The Board is pleased to announce that on April 13, 2016, the Federal Cartel Office of Germany (the "FCO") provided unconditional clearance for the Merger and on April 22, 2016, the waiting period under the U.S. Hart-Scott-Rodino Antitrust Improvements Act of 1976, as amended (the "HSR Act") with regard to the Merger expired. Clearance from the FCO and expiration of the HSR Act waiting period satisfy one of the Conditions to Closing as specified in the Merger Agreement. Subject to the satisfaction or waiver of the remaining Conditions, it is currently expected that Closing will occur in the second half of 2016.

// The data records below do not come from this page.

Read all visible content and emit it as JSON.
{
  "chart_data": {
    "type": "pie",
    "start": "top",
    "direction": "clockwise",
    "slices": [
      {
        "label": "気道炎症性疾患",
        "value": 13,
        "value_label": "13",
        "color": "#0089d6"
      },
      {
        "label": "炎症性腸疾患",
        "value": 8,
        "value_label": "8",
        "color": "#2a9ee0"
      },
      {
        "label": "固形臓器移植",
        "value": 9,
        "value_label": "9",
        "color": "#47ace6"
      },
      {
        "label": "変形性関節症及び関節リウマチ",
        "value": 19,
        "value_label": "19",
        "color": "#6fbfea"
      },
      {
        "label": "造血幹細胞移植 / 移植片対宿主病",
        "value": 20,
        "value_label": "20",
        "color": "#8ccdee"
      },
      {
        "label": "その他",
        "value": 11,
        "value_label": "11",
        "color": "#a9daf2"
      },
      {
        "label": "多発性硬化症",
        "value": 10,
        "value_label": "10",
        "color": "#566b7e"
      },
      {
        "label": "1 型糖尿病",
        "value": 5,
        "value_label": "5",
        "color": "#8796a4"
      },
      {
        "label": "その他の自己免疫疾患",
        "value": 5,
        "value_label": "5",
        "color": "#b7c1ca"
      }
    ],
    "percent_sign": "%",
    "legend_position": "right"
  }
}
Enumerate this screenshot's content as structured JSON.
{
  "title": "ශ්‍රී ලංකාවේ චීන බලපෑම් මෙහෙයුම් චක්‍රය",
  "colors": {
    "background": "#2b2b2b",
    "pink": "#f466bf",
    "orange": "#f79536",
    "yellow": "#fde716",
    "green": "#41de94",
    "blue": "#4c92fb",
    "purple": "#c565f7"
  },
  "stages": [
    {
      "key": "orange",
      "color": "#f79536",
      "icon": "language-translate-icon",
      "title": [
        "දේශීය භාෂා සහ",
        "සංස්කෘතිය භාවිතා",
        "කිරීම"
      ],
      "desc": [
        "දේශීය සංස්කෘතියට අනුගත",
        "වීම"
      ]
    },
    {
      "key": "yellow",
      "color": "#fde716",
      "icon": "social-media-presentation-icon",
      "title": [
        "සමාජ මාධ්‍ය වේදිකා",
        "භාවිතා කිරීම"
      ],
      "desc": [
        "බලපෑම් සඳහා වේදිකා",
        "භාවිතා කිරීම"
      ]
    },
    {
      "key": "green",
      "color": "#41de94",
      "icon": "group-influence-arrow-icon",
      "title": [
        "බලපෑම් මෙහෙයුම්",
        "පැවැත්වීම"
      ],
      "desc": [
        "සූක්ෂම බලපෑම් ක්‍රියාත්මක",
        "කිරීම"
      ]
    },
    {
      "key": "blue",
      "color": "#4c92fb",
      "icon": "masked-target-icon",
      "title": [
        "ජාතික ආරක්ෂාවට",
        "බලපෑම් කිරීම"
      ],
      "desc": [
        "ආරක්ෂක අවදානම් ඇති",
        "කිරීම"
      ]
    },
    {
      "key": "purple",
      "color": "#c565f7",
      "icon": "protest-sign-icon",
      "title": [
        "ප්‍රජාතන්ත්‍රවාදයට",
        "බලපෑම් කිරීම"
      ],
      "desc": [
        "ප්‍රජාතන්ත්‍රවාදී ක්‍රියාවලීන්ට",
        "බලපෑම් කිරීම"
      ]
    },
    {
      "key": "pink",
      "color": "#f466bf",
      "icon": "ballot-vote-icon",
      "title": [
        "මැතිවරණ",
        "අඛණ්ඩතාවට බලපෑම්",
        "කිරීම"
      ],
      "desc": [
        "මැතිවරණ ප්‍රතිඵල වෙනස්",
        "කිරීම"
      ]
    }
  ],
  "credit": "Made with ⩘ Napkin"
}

Shareholders and potential investors in the Company should note that the consummation of the Merger is subject to the fulfilment of other Conditions, including, among other things, the approval of the Shareholders of the Company and the approval of the Tumi Stockholders, and that the Merger Agreement may be terminated in certain circumstances. Accordingly, there is no assurance that the Merger will be completed. Shareholders and potential investors in the Company should exercise caution when dealing in the Shares.
By Order of the Board
SAMSONITE INTERNATIONAL S.A.
Timothy Charles Parker
Chairman
Hong Kong, April 25, 2016
As of the date of this announcement, the Executive Directors are Ramesh Dungarmal Tainwala and Kyle Francis Gendreau, the Non-Executive Directors are Timothy Charles Parker and Tom Korbas and the Independent Non-Executive Directors are Paul Kenneth Etchells, Keith Hamill, Miguel Kai Kwun Ko, Bruce Hardy McLain (Hardy) and Ying Yeh.